Malte Polzin: Dass immer häufiger online eingekauft wird, mit zum Teil dramatischen Folgen für den stationären Handel, ist ja nun kein Geheimnis mehr. Dem Schweizer Konsumenten fehlt es jedoch – verglichen mit europäischen Verhältnissen – an einem einfachen Zugang zu weiteren Sortimenten und Services. Sobald sich das ändert, werden weitere Dämme brechen und der noch rudimentär vorhandene Heimatschutz komplett versagen. Kunden decken nicht nur ihren tatsächlichen Bedarf im Internet, sondern sie lassen sich dort auch zunehmend inspirieren. Die Lieferzeiten werden immer kürzer und die Nutzung mobiler. In Zukunft werden wir mit Devices sprechen, siehe beispielsweise Amazon Echo, oder via Messenger mit intelligenten Einkaufsassistenten chatten.

02. Wo liegen die Vorteile des Lokalgeschäfts bzw. Onlineshopping?

Monica Monsch: Beides hat Vorteile – es kommt darauf an, was der Kunde braucht. Möchte er ein Erlebnis oder sucht er schnelle Convenience? Das Einkaufserlebnis im Laden ist wohl emotionaler durch die Präsentation, die Musik, den Duft, das haptische Erlebnis der Ware und nicht zuletzt durch die soziale Interaktion mit Menschen.

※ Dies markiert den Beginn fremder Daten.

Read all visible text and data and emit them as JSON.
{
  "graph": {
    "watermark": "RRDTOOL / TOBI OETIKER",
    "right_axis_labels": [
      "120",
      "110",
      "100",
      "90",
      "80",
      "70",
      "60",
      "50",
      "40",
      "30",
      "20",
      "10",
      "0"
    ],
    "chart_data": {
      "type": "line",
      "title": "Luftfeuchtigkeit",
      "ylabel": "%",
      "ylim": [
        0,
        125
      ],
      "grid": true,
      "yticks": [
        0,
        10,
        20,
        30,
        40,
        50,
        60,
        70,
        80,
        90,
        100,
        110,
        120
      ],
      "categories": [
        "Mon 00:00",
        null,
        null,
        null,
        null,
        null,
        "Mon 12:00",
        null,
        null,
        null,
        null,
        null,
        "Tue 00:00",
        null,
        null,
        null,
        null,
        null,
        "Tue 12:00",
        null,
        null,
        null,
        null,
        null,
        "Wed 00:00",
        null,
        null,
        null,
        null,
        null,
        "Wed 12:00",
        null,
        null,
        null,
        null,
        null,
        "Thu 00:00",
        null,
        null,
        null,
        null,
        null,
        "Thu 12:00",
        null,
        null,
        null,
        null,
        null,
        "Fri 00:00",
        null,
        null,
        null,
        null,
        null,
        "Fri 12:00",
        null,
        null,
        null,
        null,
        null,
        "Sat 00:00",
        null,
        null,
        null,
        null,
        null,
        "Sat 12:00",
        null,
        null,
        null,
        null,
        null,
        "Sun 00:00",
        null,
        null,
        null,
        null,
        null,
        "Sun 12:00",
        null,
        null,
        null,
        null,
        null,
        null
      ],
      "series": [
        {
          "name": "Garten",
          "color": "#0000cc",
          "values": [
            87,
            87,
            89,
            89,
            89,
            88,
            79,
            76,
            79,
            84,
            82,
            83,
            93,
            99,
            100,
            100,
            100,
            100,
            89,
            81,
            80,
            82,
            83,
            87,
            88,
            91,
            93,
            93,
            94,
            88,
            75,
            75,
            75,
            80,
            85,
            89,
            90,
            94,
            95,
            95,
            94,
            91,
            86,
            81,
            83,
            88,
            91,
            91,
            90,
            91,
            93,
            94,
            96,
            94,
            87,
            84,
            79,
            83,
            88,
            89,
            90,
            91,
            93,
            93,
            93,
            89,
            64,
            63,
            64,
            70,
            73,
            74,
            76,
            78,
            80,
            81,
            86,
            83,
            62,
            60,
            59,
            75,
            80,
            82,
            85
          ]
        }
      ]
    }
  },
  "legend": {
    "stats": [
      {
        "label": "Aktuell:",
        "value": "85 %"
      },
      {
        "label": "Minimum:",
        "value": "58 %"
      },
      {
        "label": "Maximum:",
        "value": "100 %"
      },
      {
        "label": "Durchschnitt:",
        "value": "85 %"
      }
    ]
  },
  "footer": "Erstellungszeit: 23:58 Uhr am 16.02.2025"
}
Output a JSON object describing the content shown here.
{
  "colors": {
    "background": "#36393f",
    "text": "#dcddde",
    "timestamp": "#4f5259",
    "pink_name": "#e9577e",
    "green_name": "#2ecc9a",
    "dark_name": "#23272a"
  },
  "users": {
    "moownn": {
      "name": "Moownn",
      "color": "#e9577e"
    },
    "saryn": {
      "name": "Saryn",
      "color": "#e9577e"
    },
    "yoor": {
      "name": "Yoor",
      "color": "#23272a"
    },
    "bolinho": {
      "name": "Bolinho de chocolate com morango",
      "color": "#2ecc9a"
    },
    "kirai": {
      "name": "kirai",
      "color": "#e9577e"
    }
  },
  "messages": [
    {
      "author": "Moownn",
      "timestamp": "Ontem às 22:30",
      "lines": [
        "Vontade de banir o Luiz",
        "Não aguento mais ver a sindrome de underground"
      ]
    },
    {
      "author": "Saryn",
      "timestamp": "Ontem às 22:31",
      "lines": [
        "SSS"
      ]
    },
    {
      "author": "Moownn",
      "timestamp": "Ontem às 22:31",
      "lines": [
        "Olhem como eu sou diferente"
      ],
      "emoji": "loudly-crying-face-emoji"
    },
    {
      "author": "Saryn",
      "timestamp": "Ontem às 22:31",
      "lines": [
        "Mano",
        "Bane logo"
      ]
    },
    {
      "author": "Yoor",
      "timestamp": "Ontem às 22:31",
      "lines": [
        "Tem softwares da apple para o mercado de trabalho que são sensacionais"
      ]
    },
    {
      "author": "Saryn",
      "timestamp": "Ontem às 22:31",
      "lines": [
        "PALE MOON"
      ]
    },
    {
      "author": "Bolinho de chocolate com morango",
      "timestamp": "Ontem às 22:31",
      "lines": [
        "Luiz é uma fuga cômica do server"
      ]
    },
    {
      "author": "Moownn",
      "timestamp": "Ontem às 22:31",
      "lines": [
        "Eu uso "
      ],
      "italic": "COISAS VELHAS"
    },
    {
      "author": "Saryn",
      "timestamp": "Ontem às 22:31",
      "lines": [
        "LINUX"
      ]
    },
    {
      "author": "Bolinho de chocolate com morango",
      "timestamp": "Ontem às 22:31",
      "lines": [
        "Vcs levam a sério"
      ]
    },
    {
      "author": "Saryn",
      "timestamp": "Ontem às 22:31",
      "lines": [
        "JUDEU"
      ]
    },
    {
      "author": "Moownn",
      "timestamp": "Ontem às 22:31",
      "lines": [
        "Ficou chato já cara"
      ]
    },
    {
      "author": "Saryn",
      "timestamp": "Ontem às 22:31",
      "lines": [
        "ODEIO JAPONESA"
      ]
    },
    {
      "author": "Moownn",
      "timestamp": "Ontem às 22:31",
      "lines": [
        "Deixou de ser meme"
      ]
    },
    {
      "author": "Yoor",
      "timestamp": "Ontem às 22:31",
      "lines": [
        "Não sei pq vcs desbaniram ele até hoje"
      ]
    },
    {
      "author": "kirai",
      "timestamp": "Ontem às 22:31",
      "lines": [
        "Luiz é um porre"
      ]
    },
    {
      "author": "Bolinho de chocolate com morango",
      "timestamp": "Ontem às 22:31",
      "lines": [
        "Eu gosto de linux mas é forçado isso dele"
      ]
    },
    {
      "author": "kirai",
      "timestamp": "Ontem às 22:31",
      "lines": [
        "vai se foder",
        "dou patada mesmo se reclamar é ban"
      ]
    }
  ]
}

Malte Polzin: Mit dem Smartphone hat jeder Konsument im Onlineshop immer und überall Zugriff auf ein viel grösseres Sortiment als im stationären Handel, und dies meist noch zu kompetitiveren Preisen. Die Produktbeschreibungen toppen immer häufiger die Beratungen im Laden und das gewünschte Produkt wird bequem und sehr schnell nach Hause geliefert. Daher ist es nur verständlich, dass Kunden stationäre Warenhäuser zunehmend meiden.

03. Was wird für Sie in Zukunft die grösste Herausforderung sein?

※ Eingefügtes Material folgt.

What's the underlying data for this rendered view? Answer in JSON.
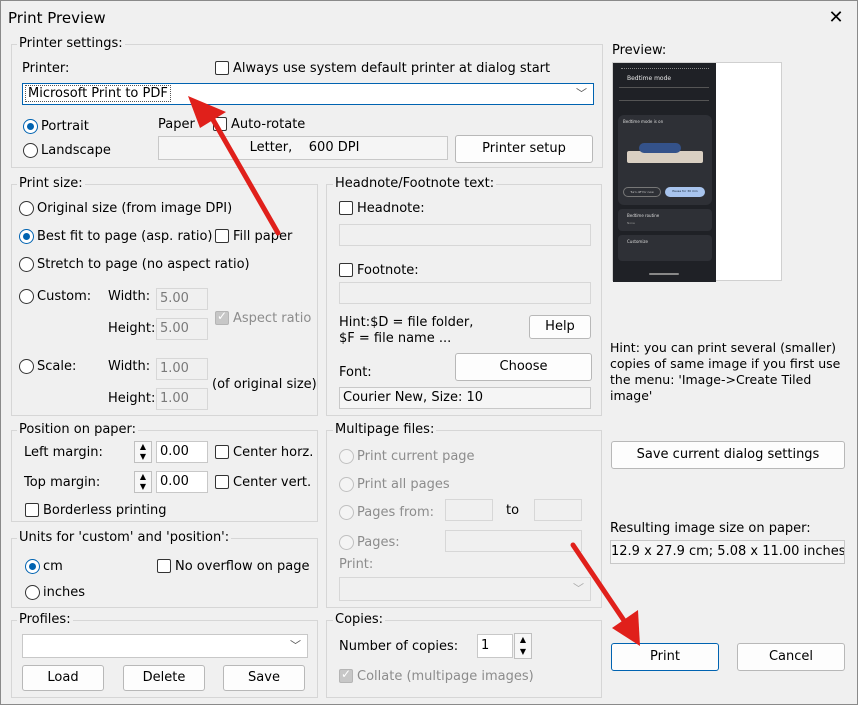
{
  "window": {
    "title": "Print Preview",
    "close_glyph": "✕"
  },
  "printer_settings": {
    "group_label": "Printer settings:",
    "printer_label": "Printer:",
    "always_default_label": "Always use system default printer at dialog start",
    "printer_value": "Microsoft Print to PDF",
    "portrait_label": "Portrait",
    "landscape_label": "Landscape",
    "paper_label": "Paper",
    "auto_rotate_label": "Auto-rotate",
    "paper_value": "Letter,    600 DPI",
    "printer_setup_label": "Printer setup"
  },
  "print_size": {
    "group_label": "Print size:",
    "original_label": "Original size (from image DPI)",
    "best_fit_label": "Best fit to page (asp. ratio)",
    "fill_paper_label": "Fill paper",
    "stretch_label": "Stretch to page (no aspect ratio)",
    "custom_label": "Custom:",
    "width_label": "Width:",
    "height_label": "Height:",
    "custom_width": "5.00",
    "custom_height": "5.00",
    "aspect_ratio_label": "Aspect ratio",
    "scale_label": "Scale:",
    "scale_width": "1.00",
    "scale_height": "1.00",
    "of_original_label": "(of original size)"
  },
  "position": {
    "group_label": "Position on paper:",
    "left_margin_label": "Left margin:",
    "left_margin_value": "0.00",
    "center_horz_label": "Center horz.",
    "top_margin_label": "Top margin:",
    "top_margin_value": "0.00",
    "center_vert_label": "Center vert.",
    "borderless_label": "Borderless printing"
  },
  "units": {
    "group_label": "Units for 'custom' and 'position':",
    "cm_label": "cm",
    "inches_label": "inches",
    "no_overflow_label": "No overflow on page"
  },
  "profiles": {
    "group_label": "Profiles:",
    "load_label": "Load",
    "delete_label": "Delete",
    "save_label": "Save"
  },
  "headnote": {
    "group_label": "Headnote/Footnote text:",
    "headnote_label": "Headnote:",
    "footnote_label": "Footnote:",
    "hint_line1": "Hint:$D = file folder,",
    "hint_line2": "$F = file name ...",
    "help_label": "Help",
    "font_label": "Font:",
    "choose_label": "Choose",
    "font_value": "Courier New, Size: 10"
  },
  "multipage": {
    "group_label": "Multipage files:",
    "print_current_label": "Print current page",
    "print_all_label": "Print all pages",
    "pages_from_label": "Pages from:",
    "to_label": "to",
    "pages_label": "Pages:",
    "print_label": "Print:"
  },
  "copies": {
    "group_label": "Copies:",
    "number_label": "Number of copies:",
    "number_value": "1",
    "collate_label": "Collate (multipage images)"
  },
  "preview": {
    "label": "Preview:",
    "phone_title": "Bedtime mode",
    "phone_status": "Bedtime mode is on",
    "phone_btn1": "Turn off for now",
    "phone_btn2": "Pause for 30 min",
    "phone_row1": "Bedtime routine",
    "phone_row1_sub": "None",
    "phone_row2": "Customize",
    "hint": "Hint: you can print several (smaller) copies of same image if you first use the menu: 'Image->Create Tiled image'"
  },
  "right": {
    "save_settings_label": "Save current dialog settings",
    "result_label": "Resulting image size on paper:",
    "result_value": "12.9 x 27.9 cm; 5.08 x 11.00 inches",
    "print_label": "Print",
    "cancel_label": "Cancel"
  },
  "colors": {
    "accent": "#0063b1",
    "annotation_arrow": "#e0201b"
  }
}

Monica Monsch: Die Kunden suchen in den nächsten Jahren die Shoppingmarken aus, die ihr Bedürfnis am besten erkennen und bedienen. Die grösste Herausforderung und das Ziel von Jelmoli ist es, das langjährige Vertrauen, das wir mit unserer Geschichte seit 1833 geniessen, auch weiterhin zu erhalten. Der Kunde soll auf allen Kanälen ein nahtloses und einzigartiges Jelmoli-Erlebnis haben – egal ob in einem unserer Geschäfte oder in unserem Onlineshop auf jelmoli.ch.

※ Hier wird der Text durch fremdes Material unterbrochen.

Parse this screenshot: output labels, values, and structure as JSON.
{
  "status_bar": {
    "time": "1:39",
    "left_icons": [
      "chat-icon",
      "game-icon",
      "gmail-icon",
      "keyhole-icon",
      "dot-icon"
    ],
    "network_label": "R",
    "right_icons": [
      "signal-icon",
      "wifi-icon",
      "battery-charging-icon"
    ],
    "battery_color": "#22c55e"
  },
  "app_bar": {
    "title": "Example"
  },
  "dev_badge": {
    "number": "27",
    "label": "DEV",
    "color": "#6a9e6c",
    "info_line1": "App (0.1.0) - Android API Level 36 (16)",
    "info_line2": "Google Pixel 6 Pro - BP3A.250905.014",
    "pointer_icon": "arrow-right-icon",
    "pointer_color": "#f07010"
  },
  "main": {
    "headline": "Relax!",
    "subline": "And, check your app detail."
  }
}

Malte Polzin: In der bestehenden Plattformökonomie beherrschen Google, Facebook, Amazon, aber auch Zalando oder Alibaba die Kunden. Sie decken den grundsätzlichen Bedarf an Produkten und Services. Dieser Entwicklung müssen wir Rechnung tragen und deshalb für unsere Kunden mit kuratierten, inspirierenden Angeboten eine digitale Erlebniswelt scha en, die sich von «normalen» Onlineshops deutlich unterscheidet. Vorhandene Technologien werden wir intelligent nutzen, um unseren Kundenstamm weiter auszubauen.